La demande d’expertise sera par conséquent rejetée, de même que les demandes de provision qui sont fondées sur une inexécution par les demandeurs d’une obligation de délivrance à laquelle ils ne sont en réalité pas tenus.
— sur les demandes accessoires
Succombant, la société [O] est condamnée aux dépens qui comprendront le coût du procès-verbal de constat du 29 juillet 2025.

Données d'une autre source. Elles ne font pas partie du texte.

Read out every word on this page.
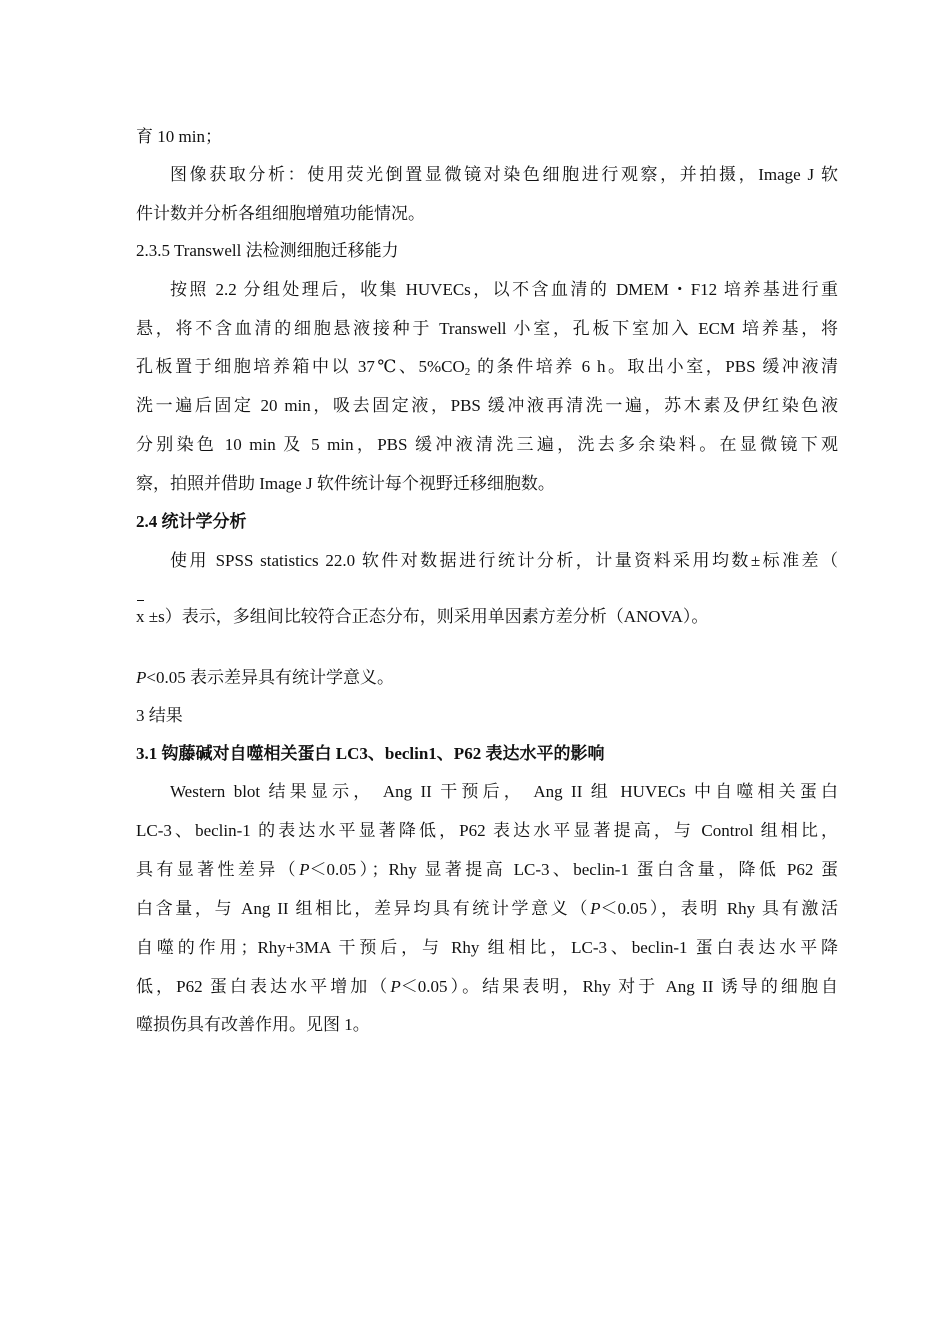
育 10 min；
图像获取分析：使用荧光倒置显微镜对染色细胞进行观察，并拍摄，Image J 软
件计数并分析各组细胞增殖功能情况。
2.3.5 Transwell 法检测细胞迁移能力
按照 2.2 分组处理后，收集 HUVECs，以不含血清的 DMEM・F12 培养基进行重
悬，将不含血清的细胞悬液接种于 Transwell 小室，孔板下室加入 ECM 培养基，将
孔板置于细胞培养箱中以 37℃、$5\%CO_2$ 的条件培养 6 h。取出小室，PBS 缓冲液清
洗一遍后固定 20 min，吸去固定液，PBS 缓冲液再清洗一遍，苏木素及伊红染色液
分别染色 10 min 及 5 min，PBS 缓冲液清洗三遍，洗去多余染料。在显微镜下观
察，拍照并借助 Image J 软件统计每个视野迁移细胞数。
2.4 统计学分析
使用 SPSS statistics 22.0 软件对数据进行统计分析，计量资料采用均数±标准差（
x ±s）表示，多组间比较符合正态分布，则采用单因素方差分析（ANOVA）。
P<0.05 表示差异具有统计学意义。
3 结果
3.1 钩藤碱对自噬相关蛋白 LC3、beclin1、P62 表达水平的影响
Western blot 结果显示， Ang II 干预后， Ang II 组 HUVECs 中自噬相关蛋白
LC-3、beclin-1 的表达水平显著降低，P62 表达水平显著提高，与 Control 组相比，
具有显著性差异（P＜0.05）；Rhy 显著提高 LC-3、beclin-1 蛋白含量，降低 P62 蛋
白含量，与 Ang II 组相比，差异均具有统计学意义（P＜0.05），表明 Rhy 具有激活
自噬的作用；Rhy+3MA 干预后，与 Rhy 组相比，LC-3、beclin-1 蛋白表达水平降
低，P62 蛋白表达水平增加（P＜0.05）。结果表明，Rhy 对于 Ang II 诱导的细胞自
噬损伤具有改善作用。见图 1。
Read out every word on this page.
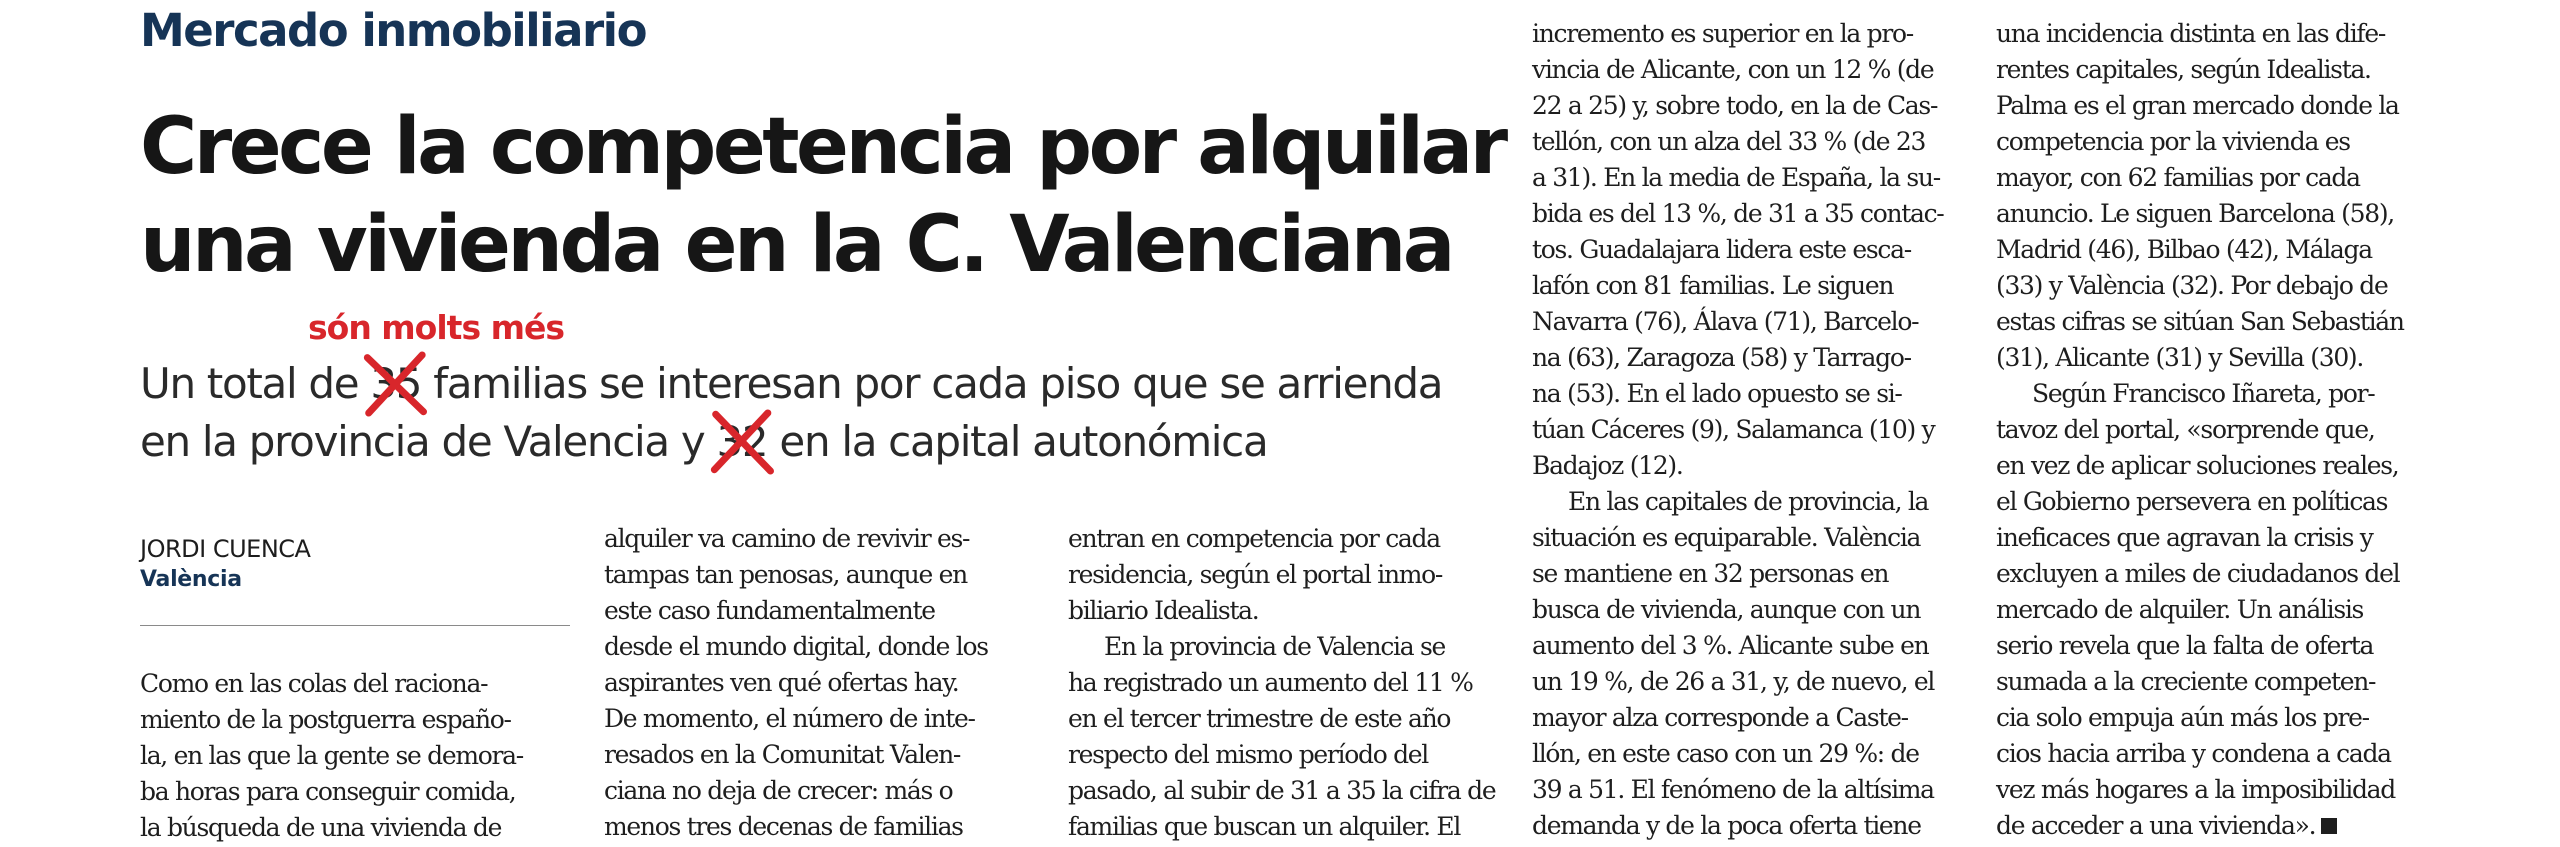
Mercado inmobiliario
Crece la competencia por alquilar
una vivienda en la C. Valenciana
són molts més
Un total de 35
familias se interesan por cada piso que se arrienda
en la provincia de Valencia y 32
en la capital autonómica
JORDI CUENCA
València
Como en las colas del raciona-
miento de la postguerra españo-
la, en las que la gente se demora-
ba horas para conseguir comida,
la búsqueda de una vivienda de
alquiler va camino de revivir es-
tampas tan penosas, aunque en
este caso fundamentalmente
desde el mundo digital, donde los
aspirantes ven qué ofertas hay.
De momento, el número de inte-
resados en la Comunitat Valen-
ciana no deja de crecer: más o
menos tres decenas de familias
entran en competencia por cada
residencia, según el portal inmo-
biliario Idealista.
En la provincia de Valencia se
ha registrado un aumento del 11 %
en el tercer trimestre de este año
respecto del mismo período del
pasado, al subir de 31 a 35 la cifra de
familias que buscan un alquiler. El
incremento es superior en la pro-
vincia de Alicante, con un 12 % (de
22 a 25) y, sobre todo, en la de Cas-
tellón, con un alza del 33 % (de 23
a 31). En la media de España, la su-
bida es del 13 %, de 31 a 35 contac-
tos. Guadalajara lidera este esca-
lafón con 81 familias. Le siguen
Navarra (76), Álava (71), Barcelo-
na (63), Zaragoza (58) y Tarrago-
na (53). En el lado opuesto se si-
túan Cáceres (9), Salamanca (10) y
Badajoz (12).
En las capitales de provincia, la
situación es equiparable. València
se mantiene en 32 personas en
busca de vivienda, aunque con un
aumento del 3 %. Alicante sube en
un 19 %, de 26 a 31, y, de nuevo, el
mayor alza corresponde a Caste-
llón, en este caso con un 29 %: de
39 a 51. El fenómeno de la altísima
demanda y de la poca oferta tiene
una incidencia distinta en las dife-
rentes capitales, según Idealista.
Palma es el gran mercado donde la
competencia por la vivienda es
mayor, con 62 familias por cada
anuncio. Le siguen Barcelona (58),
Madrid (46), Bilbao (42), Málaga
(33) y València (32). Por debajo de
estas cifras se sitúan San Sebastián
(31), Alicante (31) y Sevilla (30).
Según Francisco Iñareta, por-
tavoz del portal, «sorprende que,
en vez de aplicar soluciones reales,
el Gobierno persevera en políticas
ineficaces que agravan la crisis y
excluyen a miles de ciudadanos del
mercado de alquiler. Un análisis
serio revela que la falta de oferta
sumada a la creciente competen-
cia solo empuja aún más los pre-
cios hacia arriba y condena a cada
vez más hogares a la imposibilidad
de acceder a una vivienda».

Il serait en outre inéquitable de laisser à la charge de Monsieur et Madame [P] l’intégralité de leurs frais de procédure non compris dans les dépens.
PAR CES MOTIFS
Statuant en référé, par remise au greffe le jour du délibéré, après débats en audience publique, par décision contradictoire et en premier ressort,
Rejetons l’exception de sursis à statuer ;
Constatons que la société [O] est occupante sans droit ni titre du terrain situé [Adresse 4] à [Localité 1] ;
Ordonnons, si besoin avec le concours de la force publique, l’expulsion de la société [O] et de tous occupants de son chef hors du terrain situé [Adresse 4] à [Localité 1], et ce sous astreinte de 100 euros par jour de retard, passé un délai de 30 jours à compter de la signification de la présente ordonnance, ladite astreinte ayant vocation à courir pendant une durée de 60 jours ;
Disons que le juge des référés ne conservera pas compétence pour liquider l’astreinte ;
Disons que les meubles et objets mobiliers se trouvant sur place donneront lieu à l’application des dispositions des articles L433-1 et L433-2 du code des procédures civiles d’exécution ;
Condamnons la société [O] au paiement, à compter du 1er mars 2025, d’une indemnité mensuelle d’occupation égale à 2.100 euros ;
Condamnons la société [O] à payer à Monsieur et Madame [P] la somme provisionnelle 31.500 euros au titre des indemnités d’occupation échues et impayée de mars 2025 à mai 2026 inclus, avec intérêts au taux légal à compter du 7 janvier 2026 ;
Rejetons pour le surplus ;
Condamnons la société [O] à supporter la charge des dépens qui comprendront le coût du procès-verbal de constat du 29 juillet 2025 ;
Condamnons la société [O] à payer à Monsieur et Madame [P] la somme de 1.500 euros sur le fondement de l’article 700 du code de procédure civile ;
Rappelons que la présente décision est exécutoire par provision.
AINSI JUGÉ AU PALAIS DE JUSTICE DE BOBIGNY, LE 09 JUIN 2026.